Patients with severe bleeding are those with unstable hemodynamic status with severe overt bleeding or low hematocrit level even after fluid resuscitation, refractory shock that did not improve with consecutive fluid replacement of 40-60 mL/kg, hypotensive shock with low or normal baseline hematocrit level, or those with worsening metabolic acidosis particularly those with severe abdominal tenderness and distension. Major bleeding usually comes from gastrointestinal tract. Those with hemolytic disorder are at risk of acute hemolysis with hemoglobinuria and need blood transfusion.  

Fluid Overload  

Fluid overload is a common cause of acute respiratory distress and failure in severe dengue. It is usually secondary to excessive or rapid IV fluids, wrong use of crystalloid solutions, incorrect use of large volumes of intravenous fluids in patients with unrecognized severe bleeding, inappropriate transfusion of fresh-frozen plasma or platelet concentrates and cryoprecipitates, continuation of intravenous fluids even after plasma leakage has resolved, or presence of comorbid conditions like congenital or ischemic heart disease, chronic lung, and renal disease.  

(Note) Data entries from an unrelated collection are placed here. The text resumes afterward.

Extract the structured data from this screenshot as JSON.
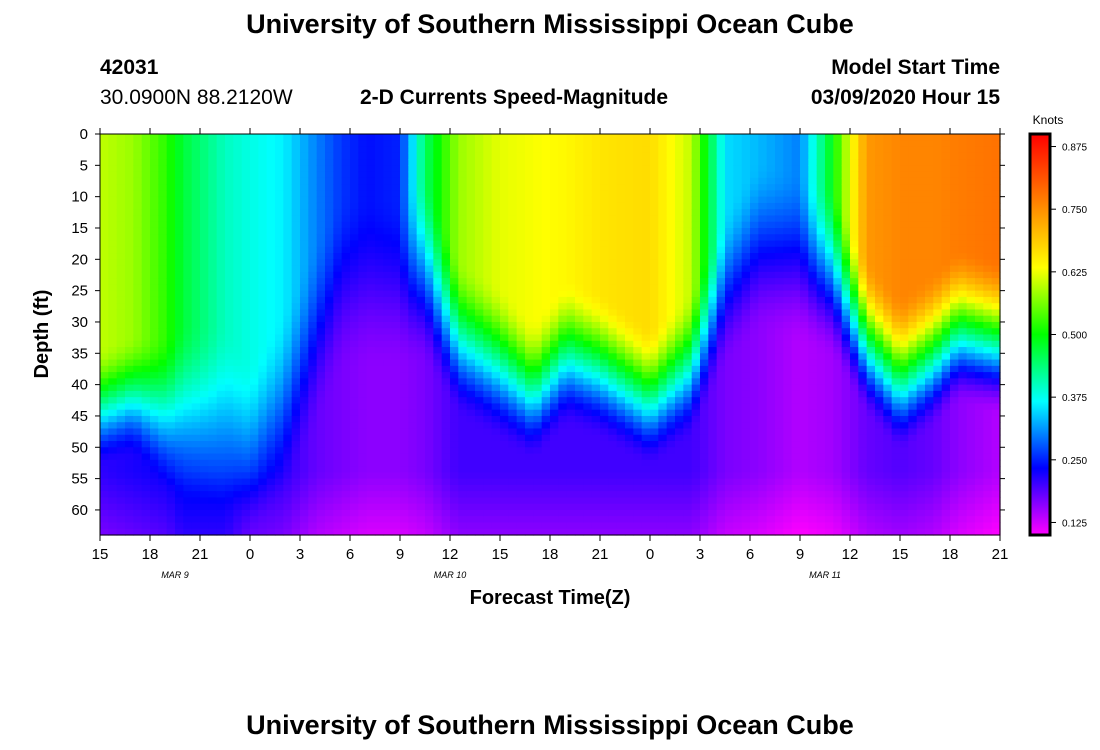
{
  "header": {
    "title": "University of Southern Mississippi Ocean Cube",
    "station_id": "42031",
    "coords": "30.0900N 88.2120W",
    "plot_title": "2-D Currents Speed-Magnitude",
    "model_start_label": "Model Start Time",
    "model_start_value": "03/09/2020 Hour 15"
  },
  "footer": {
    "title": "University of Southern Mississippi Ocean Cube"
  },
  "colors": {
    "scale": [
      "#ff00ff",
      "#0000ff",
      "#00ffff",
      "#00ff00",
      "#ffff00",
      "#ff7f00",
      "#ff0000"
    ]
  },
  "chart_data": {
    "type": "heatmap",
    "xlabel": "Forecast Time(Z)",
    "ylabel": "Depth (ft)",
    "colorbar_label": "Knots",
    "x_range_hours": [
      0,
      54
    ],
    "ylim": [
      0,
      64
    ],
    "y_ticks": [
      0,
      5,
      10,
      15,
      20,
      25,
      30,
      35,
      40,
      45,
      50,
      55,
      60
    ],
    "x_ticks": [
      {
        "hour": 0,
        "label": "15"
      },
      {
        "hour": 3,
        "label": "18"
      },
      {
        "hour": 6,
        "label": "21"
      },
      {
        "hour": 9,
        "label": "0"
      },
      {
        "hour": 12,
        "label": "3"
      },
      {
        "hour": 15,
        "label": "6"
      },
      {
        "hour": 18,
        "label": "9"
      },
      {
        "hour": 21,
        "label": "12"
      },
      {
        "hour": 24,
        "label": "15"
      },
      {
        "hour": 27,
        "label": "18"
      },
      {
        "hour": 30,
        "label": "21"
      },
      {
        "hour": 33,
        "label": "0"
      },
      {
        "hour": 36,
        "label": "3"
      },
      {
        "hour": 39,
        "label": "6"
      },
      {
        "hour": 42,
        "label": "9"
      },
      {
        "hour": 45,
        "label": "12"
      },
      {
        "hour": 48,
        "label": "15"
      },
      {
        "hour": 51,
        "label": "18"
      },
      {
        "hour": 54,
        "label": "21"
      }
    ],
    "date_labels": [
      {
        "hour": 4.5,
        "label": "MAR 9"
      },
      {
        "hour": 21,
        "label": "MAR 10"
      },
      {
        "hour": 43.5,
        "label": "MAR 11"
      }
    ],
    "colorbar_ticks": [
      "0.125",
      "0.250",
      "0.375",
      "0.500",
      "0.625",
      "0.750",
      "0.875"
    ],
    "colorbar_range": [
      0.1,
      0.9
    ],
    "profile_params": [
      {
        "hour": 0,
        "s": 0.6,
        "z": 48,
        "b": 0.21,
        "w": 14
      },
      {
        "hour": 2,
        "s": 0.58,
        "z": 46,
        "b": 0.22,
        "w": 14
      },
      {
        "hour": 4,
        "s": 0.52,
        "z": 50,
        "b": 0.23,
        "w": 18
      },
      {
        "hour": 5,
        "s": 0.47,
        "z": 50,
        "b": 0.25,
        "w": 20
      },
      {
        "hour": 7.5,
        "s": 0.4,
        "z": 52,
        "b": 0.25,
        "w": 22
      },
      {
        "hour": 9,
        "s": 0.38,
        "z": 56,
        "b": 0.22,
        "w": 20
      },
      {
        "hour": 11,
        "s": 0.36,
        "z": 50,
        "b": 0.21,
        "w": 22
      },
      {
        "hour": 13,
        "s": 0.3,
        "z": 38,
        "b": 0.18,
        "w": 22
      },
      {
        "hour": 14.5,
        "s": 0.26,
        "z": 30,
        "b": 0.17,
        "w": 20
      },
      {
        "hour": 16,
        "s": 0.24,
        "z": 30,
        "b": 0.16,
        "w": 20
      },
      {
        "hour": 18,
        "s": 0.25,
        "z": 30,
        "b": 0.16,
        "w": 20
      },
      {
        "hour": 19.5,
        "s": 0.45,
        "z": 28,
        "b": 0.17,
        "w": 22
      },
      {
        "hour": 21.5,
        "s": 0.58,
        "z": 38,
        "b": 0.2,
        "w": 18
      },
      {
        "hour": 24,
        "s": 0.62,
        "z": 42,
        "b": 0.2,
        "w": 18
      },
      {
        "hour": 26,
        "s": 0.63,
        "z": 46,
        "b": 0.2,
        "w": 16
      },
      {
        "hour": 28,
        "s": 0.64,
        "z": 40,
        "b": 0.2,
        "w": 17
      },
      {
        "hour": 30,
        "s": 0.66,
        "z": 42,
        "b": 0.2,
        "w": 17
      },
      {
        "hour": 33,
        "s": 0.67,
        "z": 47,
        "b": 0.2,
        "w": 16
      },
      {
        "hour": 35.5,
        "s": 0.6,
        "z": 42,
        "b": 0.2,
        "w": 17
      },
      {
        "hour": 37.5,
        "s": 0.35,
        "z": 30,
        "b": 0.17,
        "w": 18
      },
      {
        "hour": 39.5,
        "s": 0.33,
        "z": 24,
        "b": 0.16,
        "w": 20
      },
      {
        "hour": 42,
        "s": 0.3,
        "z": 26,
        "b": 0.14,
        "w": 20
      },
      {
        "hour": 44,
        "s": 0.5,
        "z": 28,
        "b": 0.15,
        "w": 20
      },
      {
        "hour": 46,
        "s": 0.74,
        "z": 38,
        "b": 0.18,
        "w": 18
      },
      {
        "hour": 48,
        "s": 0.76,
        "z": 44,
        "b": 0.19,
        "w": 18
      },
      {
        "hour": 50,
        "s": 0.76,
        "z": 40,
        "b": 0.18,
        "w": 18
      },
      {
        "hour": 51.5,
        "s": 0.77,
        "z": 36,
        "b": 0.16,
        "w": 18
      },
      {
        "hour": 54,
        "s": 0.78,
        "z": 38,
        "b": 0.14,
        "w": 18
      }
    ]
  }
}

Patients usually present with fast or difficulty in breathing, chest wall in-drawing, wheezing, large pleural effusions, tense ascites, increased jugular venous pressure, pulmonary edema, or irreversible shock. Chest X-ray, ECG, arterial blood gases, echocardiogram, and cardiac enzymes may be done. Patients should be given oxygen and intravenous fluids should either be discontinued or decreased depending on the phase of the disease and the patient’s hemodynamic status.  

Other Complications  

Other complications of dengue include hyper- or hypoglycemia, electrolyte and acid-base imbalances, and co-infections and nosocomial infections.